A short while before Jeremy Corbyn, the new hard-left leader of the British Labour Party, launched into his first Prime Minister's question time in the House of Commons, there came an announcement from the Anti-Austerity Alliance (AAA) and People Before Profit (PBP) that they are joining forces with the intention of running up to 40 candidates in the next general election.
In a statement posted on the website of the PBP's Richard Boyd Barrett, the new alliance - which will adopt the pithy moniker 'Anti -Austerity Alliance-People Before Profit' (AAA-PBP) said it had been formed "in order to maximise the left vote in the general election and the socialist voice in the Dáil".
Although the complex genealogy of the Irish Left isn't so much a family tree as a monkey-puzzle tree, containing - as is its wont - more splits than the Bolshoi Ballet, the four TDs backing the new alliance are Richard Boyd Barrett, Joe Higgins, Paul Murphy and Ruth Coppinger.
Encouraged by the rise of Corbyn (pictured), the Irish Left is invigorated. Although none of the quartet of deputies will discuss the new alliance until the registration process is complete, Dublin South-West TD Paul Murphy believes it "will benefit from an increased focus and interest on left-wing ideas - I think Corbyn's going to shake things up".
He added: "People are crying out for a radical alternative to the establishment. In Britain that has found its expression in Corbyn, in Ireland it doesn't yet have that expression."
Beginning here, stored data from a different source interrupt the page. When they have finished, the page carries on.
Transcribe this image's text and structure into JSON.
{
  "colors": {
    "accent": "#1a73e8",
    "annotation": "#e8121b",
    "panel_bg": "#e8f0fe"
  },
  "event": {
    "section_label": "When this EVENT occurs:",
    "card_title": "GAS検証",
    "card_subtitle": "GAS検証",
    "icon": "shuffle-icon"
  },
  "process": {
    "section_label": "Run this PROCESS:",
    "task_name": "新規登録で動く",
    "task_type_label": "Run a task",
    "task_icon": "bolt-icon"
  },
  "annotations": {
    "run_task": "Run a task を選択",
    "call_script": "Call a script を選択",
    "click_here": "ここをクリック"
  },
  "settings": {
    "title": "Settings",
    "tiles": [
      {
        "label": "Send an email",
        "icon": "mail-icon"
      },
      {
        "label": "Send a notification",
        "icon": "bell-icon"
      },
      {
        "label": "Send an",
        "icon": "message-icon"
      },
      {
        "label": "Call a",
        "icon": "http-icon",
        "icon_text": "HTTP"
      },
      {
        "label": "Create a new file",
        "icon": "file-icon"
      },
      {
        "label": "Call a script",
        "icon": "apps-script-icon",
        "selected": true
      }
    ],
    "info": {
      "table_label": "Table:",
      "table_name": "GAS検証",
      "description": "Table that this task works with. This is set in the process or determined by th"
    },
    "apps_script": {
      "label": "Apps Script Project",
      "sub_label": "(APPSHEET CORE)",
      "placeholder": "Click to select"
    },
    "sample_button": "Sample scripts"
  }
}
And it seems likely that the AAA-PBP will engage in some serious turf warfare, come election time. It's almost a year since the AAA's Paul Murphy won the Dublin South-West by-election, beating hot-favourite Sinn Féin candidate Cathal King.
Furthermore, given that the new grouping also has the backing of 28 councillors, it has a crucial campaigning network already in situ for the general election.
"I think there's a lot of people who will go for something fresh, new, more left, more based on campaigning on the ground than what Sinn Féin offers," reckoned Murphy.
But yesterday, Sinn Féin leader Gerry Adams was blasé about the prospect of a new left-wing group, and rejected the notion that Sinn Féin could be damaged electorally. "We have our own record, we have our own clear position.
"All of this is up to the people and nobody can predict exactly how the people may use their mandate on the day," he said, adding: "Good luck to everybody who's in the field."
But just as the Corbyn Effect bamboozled the denizens of the Westminster bubble by demonstrating how out of touch it was with grassroots discontent - the new leader was rejected by 90pc of Labour MPs, yet embraced by 60pc of the party faithful - a similar level of complacency in Leinster House may end with a rude awakening.
Although last week's Red C opinion poll indicated a rise in support for the government parties and a drop in support for Sinn Féin and Independents, the 28pc backing Independents and Others is still sizeable.
And fighting for this is an increasingly crowded and politically polarised field containing newbies such as Renua, the Social Democrats, the Independent Alliance and now the AAA-PBP.
How many voters, impressed by the Corbyn Effect, will look to the Left is anyone's guess. But the battle-lines are drawn, and the Irish Labour Party is gearing up for the fray - last night a Labour source fired the opening irreverent salvo.
"With the same-sex marriage legislation being published today, I suppose it was only a matter of time before Paul Murphy and Richard Boyd Barrett announced their intentions. I wish them the best of luck - with a combined support of less than 1pc in the polls, they'll certainly need it."